Coupling of microextraction and voltammetry techniques for the determination of hemin in human serum samples

Extra concentrations of hemin (ferriprotoporphyrin) are toxic since it may intercalate in lipid membranes and catalyze the formation of hydroxyl radicals and the oxidation of low density lipoproteins, damage mitochondrial DNA of hepatocytes, inhibit cytochrome P450-catalyzed reactions of human liver microsome, cause the oxidation of membrane components which may promote cell lysis and death (1, 2). So, determination of hemin concentration is of importance. However, a sample preparation step seems to be inevitable prior to the determination due to the complexity of the biological samples. Dispersive liquid–liquid microextraction (DLLME) is a very simple and rapid method for the extraction and separation of various analytes from complex samples (3). Ionic liquids (ILs) are green solvents comprised of asymmetric organic cation and organic or inorganic anion, so are liquids which represent a new class of non-aqueous but polar solvents with high ionic conductivity (4).
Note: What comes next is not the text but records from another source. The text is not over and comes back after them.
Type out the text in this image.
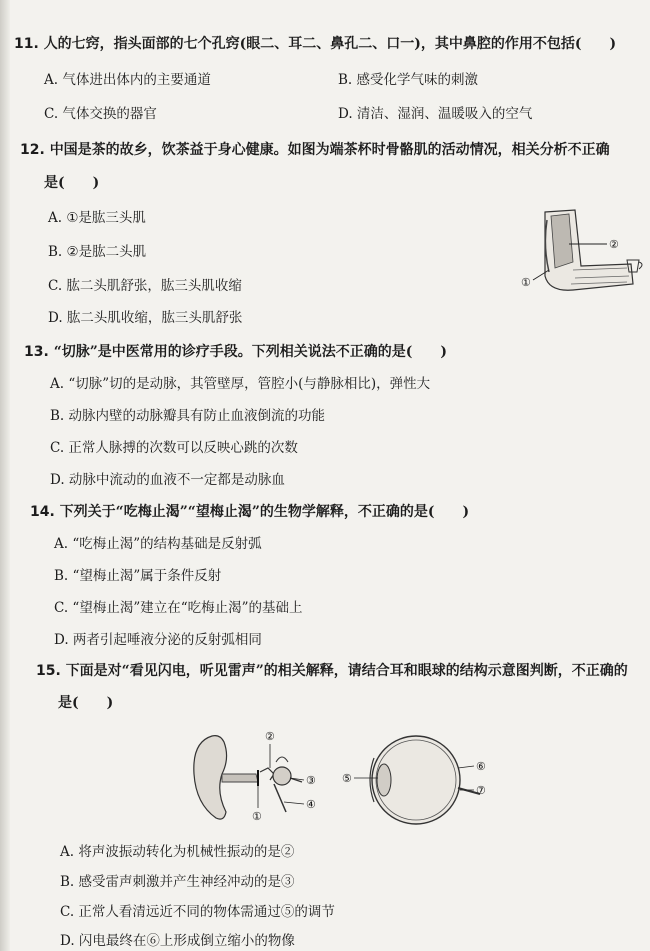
11. 人的七窍，指头面部的七个孔窍(眼二、耳二、鼻孔二、口一)，其中鼻腔的作用不包括(　　)
A. 气体进出体内的主要通道	B. 感受化学气味的刺激
C. 气体交换的器官	D. 清洁、湿润、温暖吸入的空气
12. 中国是茶的故乡，饮茶益于身心健康。如图为端茶杯时骨骼肌的活动情况，相关分析不正确
是(　　)
A. ①是肱三头肌
B. ②是肱二头肌
C. 肱二头肌舒张，肱三头肌收缩
D. 肱二头肌收缩，肱三头肌舒张
②
①
13. “切脉”是中医常用的诊疗手段。下列相关说法不正确的是(　　)
A. “切脉”切的是动脉，其管壁厚，管腔小(与静脉相比)，弹性大
B. 动脉内壁的动脉瓣具有防止血液倒流的功能
C. 正常人脉搏的次数可以反映心跳的次数
D. 动脉中流动的血液不一定都是动脉血
14. 下列关于“吃梅止渴”“望梅止渴”的生物学解释，不正确的是(　　)
A. “吃梅止渴”的结构基础是反射弧
B. “望梅止渴”属于条件反射
C. “望梅止渴”建立在“吃梅止渴”的基础上
D. 两者引起唾液分泌的反射弧相同
15. 下面是对“看见闪电，听见雷声”的相关解释，请结合耳和眼球的结构示意图判断，不正确的
是(　　)
①
②
③
④
⑤
⑥
⑦
A. 将声波振动转化为机械性振动的是②
B. 感受雷声刺激并产生神经冲动的是③
C. 正常人看清远近不同的物体需通过⑤的调节
D. 闪电最终在⑥上形成倒立缩小的物像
In the present work, an ammonium-based task-specific ionic liquid containing salicylate as anion was synthesized and used for the extraction of hemin Hemin is extracted into the ionic liquid after interaction with the anion of the ionic liquid. Voltammetric determination followed the extraction process. For this purpose, the IL-rich phase separated from the sample was placed on the surface of a glassy carbon electrode with the help of nafion and ethanol. In this way, the IL was used as both extracting solvent (due to its polarity and water-immiscibility) and electrode modifying agent (due to its ionic structure). The peak current obtained from the electrochemical reduction of hemin was used as the analytical signal correlated to the concentration of hemin. Different experimental parameters affecting both the extraction and electrochemical processes were optimized. Under the optimized conditions, a linear concentration range of 0.020-2.60 μM with a detection limit of 3.16×10¯³ μM was obtained. The 327 presented methodology was successfully applied to the determination of hemin in human serum samples indicating its applicability to complex media.